[Top][All Lists]

[Date Prev][Date Next][Thread Prev][Thread Next][Date Index][Thread Index]

Re: Making GNUS continue to work with Gmail

From: Gregory Heytings
Subject: Re: Making GNUS continue to work with Gmail
Date: Sun, 16 Aug 2020 08:17:30 +0000
User-agent: Alpine 2.21 (NEB 202 2017-01-01)

> The latter. Basically each user has to log in to the google developer > 'console' with a web browser and register themselves, and then perform > a set of steps to generate an OAuth2 token.

I posted, around a week ago, why that is a bad approach (not merely inconvenient).

I'm not sure to what message you refer, but I guess it is the following one, dated from August 7th:

Does that web page function using nonfree software? (Javascript code, for instance?) Knowing Google, I suspect that it does.

If so, we cannot distribute that function, or suggest to users that they use that page, or have code in Emacs which presumes that they do.

This is a fundamental moral principle of the GNU Project: we hold that running a nonfree program is never a legitimate solution to any problem.

We cannot impose that principle on anyone, and we do not try; but we have a duty not to speak in a way that contradicts it.

It might be possible to write free code which talks to that page using some (perhaps undocumented) API and avoids that issue. That would be good.

This is not possible. There are only two solutions (each user creates their own OAuth credentials as if they were a developer of a different app, or the developer creates OAuth credentials and shares it with all users of the app), but in both cases this will involve nonfree software, by the user in the first case and by the developer _and_ the user in the second case.

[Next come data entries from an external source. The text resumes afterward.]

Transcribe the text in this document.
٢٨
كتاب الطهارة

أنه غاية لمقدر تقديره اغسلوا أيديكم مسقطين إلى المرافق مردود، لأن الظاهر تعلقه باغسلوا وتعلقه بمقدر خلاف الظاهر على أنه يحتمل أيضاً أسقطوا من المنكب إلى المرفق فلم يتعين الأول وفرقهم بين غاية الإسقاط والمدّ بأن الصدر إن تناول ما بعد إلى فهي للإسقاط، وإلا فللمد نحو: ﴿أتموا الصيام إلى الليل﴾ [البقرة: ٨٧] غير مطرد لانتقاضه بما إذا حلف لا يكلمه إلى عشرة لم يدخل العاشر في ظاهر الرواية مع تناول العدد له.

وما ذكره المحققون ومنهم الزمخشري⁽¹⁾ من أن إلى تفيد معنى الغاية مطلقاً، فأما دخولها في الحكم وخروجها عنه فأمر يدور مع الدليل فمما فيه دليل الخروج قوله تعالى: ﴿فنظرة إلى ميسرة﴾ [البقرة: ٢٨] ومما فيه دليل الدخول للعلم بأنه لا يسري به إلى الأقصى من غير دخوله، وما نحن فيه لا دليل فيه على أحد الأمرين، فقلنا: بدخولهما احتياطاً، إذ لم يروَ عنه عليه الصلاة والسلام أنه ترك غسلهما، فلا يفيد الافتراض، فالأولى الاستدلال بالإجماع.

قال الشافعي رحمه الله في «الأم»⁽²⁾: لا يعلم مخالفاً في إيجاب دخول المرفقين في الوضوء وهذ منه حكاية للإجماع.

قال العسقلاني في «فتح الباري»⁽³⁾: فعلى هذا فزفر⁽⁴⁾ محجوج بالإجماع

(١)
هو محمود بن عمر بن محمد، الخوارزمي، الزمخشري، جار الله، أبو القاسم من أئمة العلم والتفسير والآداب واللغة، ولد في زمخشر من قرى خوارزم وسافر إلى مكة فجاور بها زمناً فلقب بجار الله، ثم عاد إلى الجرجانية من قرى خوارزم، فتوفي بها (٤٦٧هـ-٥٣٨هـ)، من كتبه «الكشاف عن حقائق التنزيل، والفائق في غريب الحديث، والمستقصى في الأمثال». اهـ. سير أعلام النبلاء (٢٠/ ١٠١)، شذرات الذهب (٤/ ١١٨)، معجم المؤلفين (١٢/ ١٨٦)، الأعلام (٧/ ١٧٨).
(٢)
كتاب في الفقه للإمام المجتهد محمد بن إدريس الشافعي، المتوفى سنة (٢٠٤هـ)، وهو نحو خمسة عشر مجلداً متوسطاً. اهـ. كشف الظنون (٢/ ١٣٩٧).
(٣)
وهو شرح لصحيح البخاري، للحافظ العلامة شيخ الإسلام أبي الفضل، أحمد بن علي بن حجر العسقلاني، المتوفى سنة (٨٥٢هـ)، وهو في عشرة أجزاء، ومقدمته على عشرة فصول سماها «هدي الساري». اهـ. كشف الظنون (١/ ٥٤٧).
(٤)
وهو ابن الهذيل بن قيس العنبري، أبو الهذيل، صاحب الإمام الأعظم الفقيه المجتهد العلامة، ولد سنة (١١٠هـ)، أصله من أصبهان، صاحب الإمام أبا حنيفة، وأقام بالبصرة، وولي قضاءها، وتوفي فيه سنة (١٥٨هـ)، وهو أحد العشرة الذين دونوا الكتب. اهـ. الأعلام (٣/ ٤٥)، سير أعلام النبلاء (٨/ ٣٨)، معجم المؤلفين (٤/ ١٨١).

With the solution used by Kmail, Thunderbird and others, when a user adds a Google account to their mail client, a Google login page is opened in a browser, on which they indicate their login and password. This page is the https://accounts.google.com page, and it uses nonfree JavaScript code.

As you write, it might be possible, at least in theory, to write free code which would behave as if it were a browser, thereby avoiding to run the nonfree code from Google. But this would be very hard to do, and it would be a fragile solution, because this code is itself not on API, so Google is free to change it at any time. Moreover Google has likely implemented ways to detect on their side that it is indeed their code that is run in a compatible browser, and to trigger a CAPTCHA request when this is not the case.